Substream Source has not been materialized in ... with splitWhen

Hi,

I’ve been seeing this error akka.stream.impl.SubscriptionTimeoutException: Substream Source has not been materialized in when (I think) using splitWhen in a pretty heavily loaded machine. I haven’t been able to reproduce it in a test. This makes me think that we aren’t leaking substreams, but they are just not being created in time.

The splitWhen implementation doesn’t honour the StreamSubscriptionTimeoutTerminationMode setting - only the timeout, so we can’t just turn the error into a warning.

To reproduce, I’ve tried placing sleeps in the stages of the substream that I control - e.g. the via and map steps. This hasn’t caused the error to occur.
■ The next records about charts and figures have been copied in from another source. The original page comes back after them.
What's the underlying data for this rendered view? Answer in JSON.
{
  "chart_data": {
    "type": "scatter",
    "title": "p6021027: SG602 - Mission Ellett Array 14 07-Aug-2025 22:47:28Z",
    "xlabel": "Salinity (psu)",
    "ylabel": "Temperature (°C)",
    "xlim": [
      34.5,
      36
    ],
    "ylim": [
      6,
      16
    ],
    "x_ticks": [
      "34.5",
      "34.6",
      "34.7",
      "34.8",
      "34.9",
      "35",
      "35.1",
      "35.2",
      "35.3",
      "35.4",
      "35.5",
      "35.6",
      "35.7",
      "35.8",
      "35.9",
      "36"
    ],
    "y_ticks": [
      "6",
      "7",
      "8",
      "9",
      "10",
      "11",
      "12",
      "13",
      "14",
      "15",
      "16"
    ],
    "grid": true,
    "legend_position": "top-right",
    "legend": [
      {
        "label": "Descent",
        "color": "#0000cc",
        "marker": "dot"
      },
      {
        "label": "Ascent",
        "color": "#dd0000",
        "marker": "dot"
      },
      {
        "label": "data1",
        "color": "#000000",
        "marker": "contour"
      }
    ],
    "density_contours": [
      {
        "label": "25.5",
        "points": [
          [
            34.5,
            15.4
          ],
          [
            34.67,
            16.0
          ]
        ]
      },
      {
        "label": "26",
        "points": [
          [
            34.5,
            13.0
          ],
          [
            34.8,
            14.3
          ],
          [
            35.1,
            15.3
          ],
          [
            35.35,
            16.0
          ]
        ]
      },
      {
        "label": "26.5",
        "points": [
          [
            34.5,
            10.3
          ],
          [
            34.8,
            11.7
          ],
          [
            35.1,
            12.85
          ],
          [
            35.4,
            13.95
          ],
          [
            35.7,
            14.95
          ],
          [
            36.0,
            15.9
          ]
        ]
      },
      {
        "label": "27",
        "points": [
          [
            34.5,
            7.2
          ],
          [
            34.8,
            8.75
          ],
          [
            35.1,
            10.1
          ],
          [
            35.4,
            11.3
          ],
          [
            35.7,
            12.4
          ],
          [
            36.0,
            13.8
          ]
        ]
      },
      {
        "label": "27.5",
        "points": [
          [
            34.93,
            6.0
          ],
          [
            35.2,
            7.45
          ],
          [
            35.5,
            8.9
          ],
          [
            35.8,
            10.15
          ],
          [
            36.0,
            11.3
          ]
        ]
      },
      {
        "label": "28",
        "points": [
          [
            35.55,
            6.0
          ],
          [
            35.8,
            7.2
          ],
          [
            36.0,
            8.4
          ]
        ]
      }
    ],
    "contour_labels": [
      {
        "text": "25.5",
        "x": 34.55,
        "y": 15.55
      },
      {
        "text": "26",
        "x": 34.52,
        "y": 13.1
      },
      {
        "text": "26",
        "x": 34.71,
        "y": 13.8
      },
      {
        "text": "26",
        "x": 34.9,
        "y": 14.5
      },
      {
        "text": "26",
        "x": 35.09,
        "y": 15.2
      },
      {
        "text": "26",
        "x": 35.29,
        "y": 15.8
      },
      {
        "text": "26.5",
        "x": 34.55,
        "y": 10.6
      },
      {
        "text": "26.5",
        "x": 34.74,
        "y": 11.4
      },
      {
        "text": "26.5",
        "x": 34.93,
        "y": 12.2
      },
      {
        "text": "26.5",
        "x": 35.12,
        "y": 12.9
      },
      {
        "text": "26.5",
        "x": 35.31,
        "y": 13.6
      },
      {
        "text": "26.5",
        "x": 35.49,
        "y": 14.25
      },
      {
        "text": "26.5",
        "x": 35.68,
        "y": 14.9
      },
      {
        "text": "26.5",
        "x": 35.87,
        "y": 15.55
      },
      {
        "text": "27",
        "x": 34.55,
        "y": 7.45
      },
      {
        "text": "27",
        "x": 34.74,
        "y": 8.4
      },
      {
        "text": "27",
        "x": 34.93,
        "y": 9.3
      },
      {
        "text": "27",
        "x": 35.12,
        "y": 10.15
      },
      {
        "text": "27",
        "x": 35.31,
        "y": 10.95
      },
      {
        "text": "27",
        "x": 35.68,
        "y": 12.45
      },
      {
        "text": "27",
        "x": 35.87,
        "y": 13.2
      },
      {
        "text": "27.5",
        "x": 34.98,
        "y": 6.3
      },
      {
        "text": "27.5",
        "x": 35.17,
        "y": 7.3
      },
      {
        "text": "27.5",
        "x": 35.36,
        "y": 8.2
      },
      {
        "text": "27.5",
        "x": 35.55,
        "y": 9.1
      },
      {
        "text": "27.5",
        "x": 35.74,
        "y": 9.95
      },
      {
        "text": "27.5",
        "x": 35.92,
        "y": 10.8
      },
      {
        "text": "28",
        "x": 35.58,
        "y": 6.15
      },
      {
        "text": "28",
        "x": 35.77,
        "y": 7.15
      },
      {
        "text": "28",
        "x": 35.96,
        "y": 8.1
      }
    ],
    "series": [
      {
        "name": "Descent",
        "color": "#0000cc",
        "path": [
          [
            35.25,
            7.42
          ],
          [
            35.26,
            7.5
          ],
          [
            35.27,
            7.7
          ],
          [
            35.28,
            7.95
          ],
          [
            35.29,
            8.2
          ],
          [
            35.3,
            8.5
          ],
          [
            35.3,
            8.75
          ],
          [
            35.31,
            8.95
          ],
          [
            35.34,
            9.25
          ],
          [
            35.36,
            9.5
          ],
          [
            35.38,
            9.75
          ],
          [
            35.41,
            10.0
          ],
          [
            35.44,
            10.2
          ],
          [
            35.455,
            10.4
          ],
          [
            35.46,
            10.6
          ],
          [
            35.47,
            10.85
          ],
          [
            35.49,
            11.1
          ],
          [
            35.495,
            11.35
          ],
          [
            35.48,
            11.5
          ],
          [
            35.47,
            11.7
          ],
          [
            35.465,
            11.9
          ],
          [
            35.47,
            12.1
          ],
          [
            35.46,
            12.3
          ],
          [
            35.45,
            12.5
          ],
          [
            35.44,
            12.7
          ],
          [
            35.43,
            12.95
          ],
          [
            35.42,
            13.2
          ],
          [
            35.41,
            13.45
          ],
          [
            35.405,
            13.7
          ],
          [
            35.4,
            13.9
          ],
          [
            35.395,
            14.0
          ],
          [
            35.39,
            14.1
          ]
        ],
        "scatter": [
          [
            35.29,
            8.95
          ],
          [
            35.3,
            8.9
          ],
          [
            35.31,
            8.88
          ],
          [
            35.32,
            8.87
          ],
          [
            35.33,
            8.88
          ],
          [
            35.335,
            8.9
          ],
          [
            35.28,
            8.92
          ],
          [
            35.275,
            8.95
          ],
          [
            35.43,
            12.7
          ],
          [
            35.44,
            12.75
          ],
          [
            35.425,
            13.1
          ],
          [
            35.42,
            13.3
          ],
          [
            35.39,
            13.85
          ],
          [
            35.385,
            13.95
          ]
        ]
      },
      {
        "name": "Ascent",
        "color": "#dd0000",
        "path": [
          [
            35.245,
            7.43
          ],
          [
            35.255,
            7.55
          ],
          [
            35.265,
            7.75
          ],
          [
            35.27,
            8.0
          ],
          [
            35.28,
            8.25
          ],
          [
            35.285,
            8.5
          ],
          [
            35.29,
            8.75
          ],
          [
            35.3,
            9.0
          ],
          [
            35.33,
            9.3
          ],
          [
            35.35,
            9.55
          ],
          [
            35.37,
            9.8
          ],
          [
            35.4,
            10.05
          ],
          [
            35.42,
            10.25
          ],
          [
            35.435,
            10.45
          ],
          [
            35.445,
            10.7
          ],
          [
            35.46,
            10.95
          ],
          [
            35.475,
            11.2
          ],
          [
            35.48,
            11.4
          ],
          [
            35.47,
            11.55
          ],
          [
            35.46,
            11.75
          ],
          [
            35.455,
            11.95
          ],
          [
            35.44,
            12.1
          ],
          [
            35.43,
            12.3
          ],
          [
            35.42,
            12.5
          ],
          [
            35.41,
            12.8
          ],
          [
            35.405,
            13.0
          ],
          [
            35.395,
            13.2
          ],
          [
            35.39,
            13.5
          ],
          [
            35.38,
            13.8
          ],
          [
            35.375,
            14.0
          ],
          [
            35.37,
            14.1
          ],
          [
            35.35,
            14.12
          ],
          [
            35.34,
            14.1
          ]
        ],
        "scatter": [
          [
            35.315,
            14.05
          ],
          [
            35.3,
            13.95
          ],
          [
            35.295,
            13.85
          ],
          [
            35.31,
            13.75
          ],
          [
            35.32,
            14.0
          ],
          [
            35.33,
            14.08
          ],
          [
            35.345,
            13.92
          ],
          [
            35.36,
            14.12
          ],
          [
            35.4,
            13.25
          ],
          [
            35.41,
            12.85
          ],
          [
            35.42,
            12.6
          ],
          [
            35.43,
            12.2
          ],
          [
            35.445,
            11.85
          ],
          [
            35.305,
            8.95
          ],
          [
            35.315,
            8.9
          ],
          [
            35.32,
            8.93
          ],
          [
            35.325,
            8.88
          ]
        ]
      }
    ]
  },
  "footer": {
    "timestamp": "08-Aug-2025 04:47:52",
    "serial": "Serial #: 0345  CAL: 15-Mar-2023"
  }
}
The bit of code looks like:

  private def fileProcessing(): Flow[Path, LoaderOutcome, NotUsed] = Flow[Path]
    .via(startUnitOfWork)
    .flatMapConcat { file =>
      val documents = ArchiveStreamSource(() => new ArchiveInputStream(new FileInputStream(file.toFile)))
        .filter(data => data.entry.name.lastOption.exists(name => name.endsWith(".xml")))
        .splitWhen(_.isNewEntry)
        .map(_.data).alsoTo(ping(100))
        .via(documentsSplitter)
        .via(documentProcessing).alsoTo(pingAndLog())
        .concatSubstreams
        .alsoTo(archiveHandler(file))
        .recover {
          case NonFatal(t) =>
            Errored
        }

      documents
    }

Does the timeout occur when the first element is not pulled through the split stage within the timeout? I’m hoping that there is an issue with this stream and we don’t need to just increase the timeout to a totally safe value.

Thanks,
-Dan

The scenario where it fails is when the predicate passed to splitWhen returned true, so that a new Source is created and sent downstream, but it never gets materialized run downstream, for example if you forgot to run the source, it got stuck in a buffer or if there is some logic accidentally blocking and starving the stream/dispatcher so that it never gets to run.

I’m not sure if it would make sense to adhere to the TerminationMode here, maybe. But it would also make it quite easy to not detect when you have a leak. Please open up an issue if you feel confident that it would be a good idea.

It should adhere to the akka.stream.materializer.subscription-timeout.timeout though, default is 5 seconds, maybe you could tune that upwards in your system if you can’t find anything that seems fishy in the stream logic?